Como se já não bastasse este problema, há ainda aqueles que são contra as cotas para oriundos de escola pública. Os que atacam essa medida gostam de demonstrar como isto prejudicaria o nível do ensino superior. O programa do governo “Acelera Brasil”, criado em 1997, tem o propósito de regularizar o fluxo escolar e obter resultados permanentes, em outras palavras: querem fazer com que os alunos estejam em um nível escolar condizente com a sua idade. O governo quer diminuir a reprovação nas escolas porque isso está diretamente ligado à evasão de crianças e jovens do ensino público do País. A evasão piora a imagem do Brasil no cenário internacional, já que possui um dos piores índices de alfabetização e conclusão de ensino básico.
A proposta do programa é boa, mas a forma como ele é aplicado nem tanto. Para fazer com que os alunos não desistam da escola, os professores são induzidos a não permitir que o estudante seja reprovado, mesmo que não esteja apto para cursar as matérias do ano seguinte. Além disso, os alunos defasados, ou seja, os que têm uma distorção de 2 ou mais anos em relação a série em que deveriam estar, têm uma ajudinha do conselho escolar para subir algumas turmas sem mesmo tê-las cursado.

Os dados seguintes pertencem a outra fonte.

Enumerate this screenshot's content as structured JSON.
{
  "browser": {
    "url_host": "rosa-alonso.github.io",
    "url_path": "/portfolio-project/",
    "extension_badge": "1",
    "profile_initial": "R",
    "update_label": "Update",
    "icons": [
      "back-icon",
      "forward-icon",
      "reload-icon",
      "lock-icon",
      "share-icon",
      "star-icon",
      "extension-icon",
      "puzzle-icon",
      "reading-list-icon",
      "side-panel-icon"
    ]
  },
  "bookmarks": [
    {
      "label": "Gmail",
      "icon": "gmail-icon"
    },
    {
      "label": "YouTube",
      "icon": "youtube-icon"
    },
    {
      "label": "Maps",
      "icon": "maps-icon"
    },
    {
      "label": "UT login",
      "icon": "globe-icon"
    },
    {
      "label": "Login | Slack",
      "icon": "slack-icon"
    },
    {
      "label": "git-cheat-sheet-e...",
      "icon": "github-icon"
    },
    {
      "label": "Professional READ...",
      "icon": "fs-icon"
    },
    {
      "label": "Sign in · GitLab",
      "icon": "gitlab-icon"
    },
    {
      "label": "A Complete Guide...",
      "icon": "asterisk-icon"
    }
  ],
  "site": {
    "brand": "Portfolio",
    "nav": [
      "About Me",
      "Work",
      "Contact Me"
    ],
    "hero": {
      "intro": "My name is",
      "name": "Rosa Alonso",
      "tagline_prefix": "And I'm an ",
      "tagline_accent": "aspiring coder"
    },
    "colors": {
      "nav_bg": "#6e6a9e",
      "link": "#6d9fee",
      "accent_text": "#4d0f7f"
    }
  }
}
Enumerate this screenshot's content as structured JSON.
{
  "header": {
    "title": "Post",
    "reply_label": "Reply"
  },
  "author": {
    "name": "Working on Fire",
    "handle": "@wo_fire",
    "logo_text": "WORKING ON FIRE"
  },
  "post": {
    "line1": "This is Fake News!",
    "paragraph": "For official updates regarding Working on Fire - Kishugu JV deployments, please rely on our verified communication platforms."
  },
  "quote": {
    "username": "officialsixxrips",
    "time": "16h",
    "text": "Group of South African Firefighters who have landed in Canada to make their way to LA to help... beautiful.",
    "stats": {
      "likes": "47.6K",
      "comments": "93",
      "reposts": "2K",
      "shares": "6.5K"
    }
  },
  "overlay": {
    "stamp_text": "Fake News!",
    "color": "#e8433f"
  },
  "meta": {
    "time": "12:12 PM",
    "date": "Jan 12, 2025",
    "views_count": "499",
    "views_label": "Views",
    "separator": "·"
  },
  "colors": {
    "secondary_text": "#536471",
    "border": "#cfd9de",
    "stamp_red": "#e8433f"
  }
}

Assim sendo, o medo de que o ensino superior pioraria é justificável. Aqueles que participaram do programa desde 1997 já têm idade para prestar o vestibular e usar as cotas para oriundos da escola pública. Esses alunos que passaram de ano apenas para maquiar as estatísticas do governo não estão preparados para receber uma educação superior. E não estão preparados não só porque receberam uma aprovação mentirosa durante toda a sua vida, mas sim porque não estão capacitados para acompanhar o ritmo de uma universidade pública de qualidade. Dessa maneira, vai acontecer o mesmo: aqueles que não conseguirem dançar conforme a música serão reprovados, desestimulados e desistirão da faculdade. Se a universidade resolver se adequar ao nível de seus novos alunos, então o nível de seus formandos cairá.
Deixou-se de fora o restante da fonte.